The origins of Handa Inari Shrine are unclear, but it is believed to have been founded in the 12th century. The shrine was originally located in a different part of Katsushika Ward, but it was moved to its current location in the 17th century. Handa Inari Shrine became a popular destination for pilgrims in the 18th century, when it was said to have miraculous powers to cure diseases. The shrine was destroyed by fire in the 19th century, but it was rebuilt in the early 20th century.

  • Founded: 12th century
  • Moved to current location: 17th century
  • Became popular pilgrimage destination: 18th century
  • Destroyed by fire: 19th century
  • Rebuilt: Early 20th century

Tips and Notes for Visitors

Here are some tips and notes for visitors to Handa Inari Shrine:

  • The shrine is open from 9am to 5pm every day.
  • Admission is free.
  • There is a small parking lot available for visitors.
  • The shrine is a popular destination for weddings and other ceremonies.
  • There are several restaurants and shops located near the shrine.

Parking Information

There is a small parking lot available for visitors to Handa Inari Shrine. The parking lot is located on the east side of the shrine, and it can accommodate about 20 cars. The parking fee is 500 yen per day.
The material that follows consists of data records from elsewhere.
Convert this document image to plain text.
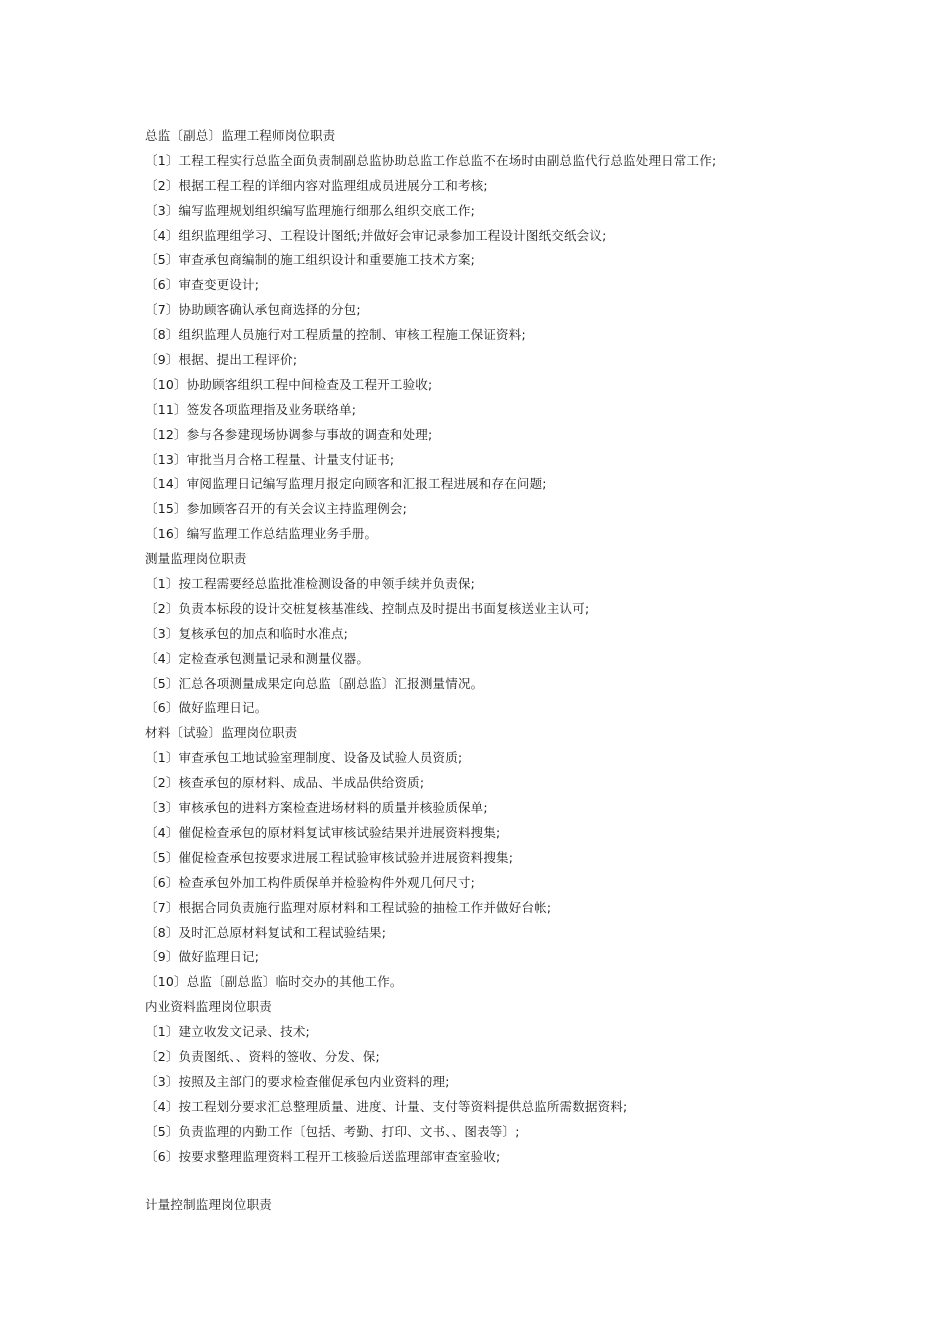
总监〔副总〕监理工程师岗位职责
〔1〕工程工程实行总监全面负责制副总监协助总监工作总监不在场时由副总监代行总监处理日常工作;
〔2〕根据工程工程的详细内容对监理组成员进展分工和考核;
〔3〕编写监理规划组织编写监理施行细那么组织交底工作;
〔4〕组织监理组学习、工程设计图纸;并做好会审记录参加工程设计图纸交纸会议;
〔5〕审查承包商编制的施工组织设计和重要施工技术方案;
〔6〕审查变更设计;
〔7〕协助顾客确认承包商选择的分包;
〔8〕组织监理人员施行对工程质量的控制、审核工程施工保证资料;
〔9〕根据、提出工程评价;
〔10〕协助顾客组织工程中间检查及工程开工验收;
〔11〕签发各项监理指及业务联络单;
〔12〕参与各参建现场协调参与事故的调查和处理;
〔13〕审批当月合格工程量、计量支付证书;
〔14〕审阅监理日记编写监理月报定向顾客和汇报工程进展和存在问题;
〔15〕参加顾客召开的有关会议主持监理例会;
〔16〕编写监理工作总结监理业务手册。
测量监理岗位职责
〔1〕按工程需要经总监批准检测设备的申领手续并负责保;
〔2〕负责本标段的设计交桩复核基准线、控制点及时提出书面复核送业主认可;
〔3〕复核承包的加点和临时水准点;
〔4〕定检查承包测量记录和测量仪器。
〔5〕汇总各项测量成果定向总监〔副总监〕汇报测量情况。
〔6〕做好监理日记。
材料〔试验〕监理岗位职责
〔1〕审查承包工地试验室理制度、设备及试验人员资质;
〔2〕核查承包的原材料、成品、半成品供给资质;
〔3〕审核承包的进料方案检查进场材料的质量并核验质保单;
〔4〕催促检查承包的原材料复试审核试验结果并进展资料搜集;
〔5〕催促检查承包按要求进展工程试验审核试验并进展资料搜集;
〔6〕检查承包外加工构件质保单并检验构件外观几何尺寸;
〔7〕根据合同负责施行监理对原材料和工程试验的抽检工作并做好台帐;
〔8〕及时汇总原材料复试和工程试验结果;
〔9〕做好监理日记;
〔10〕总监〔副总监〕临时交办的其他工作。
内业资料监理岗位职责
〔1〕建立收发文记录、技术;
〔2〕负责图纸、、资料的签收、分发、保;
〔3〕按照及主部门的要求检查催促承包内业资料的理;
〔4〕按工程划分要求汇总整理质量、进度、计量、支付等资料提供总监所需数据资料;
〔5〕负责监理的内勤工作〔包括、考勤、打印、文书、、图表等〕;
〔6〕按要求整理监理资料工程开工核验后送监理部审查室验收;
计量控制监理岗位职责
Popular Stalls and Food Carts in Recent Years

 

Type of StallDescription
TakoyakiA staple at Japanese festivals. Characterized by a crispy outside and a creamy inside.
Jaga ButterA simple yet popular snack of hot potatoes lavishly topped with melted butter.
Baby CastellaSmall castella cakes, sweet and fluffy treats enjoyed by children and adults alike.
Grilled Ayu with SaltFresh ayu fish grilled whole with salt, a savory taste of Japanese summer.
ShaapinA unique gourmet item influenced by foreign cuisine, with a chewy skin wrapping the filling.
OkonomiyakiA Japanese grilled dish where you often choose your own ingredients for a personalized flavor.
Cotton CandyA fluffy, sweet snack that’s extremely popular with children.
Chocolate BananaA banana coated in chocolate, a fun and visually appealing dessert.
KushiyakiVarious types of ingredients skewered and grilled, an easy-to-enjoy snack.
YakisobaFried noodles mixed with a special sauce, a fast food favorite in Japan.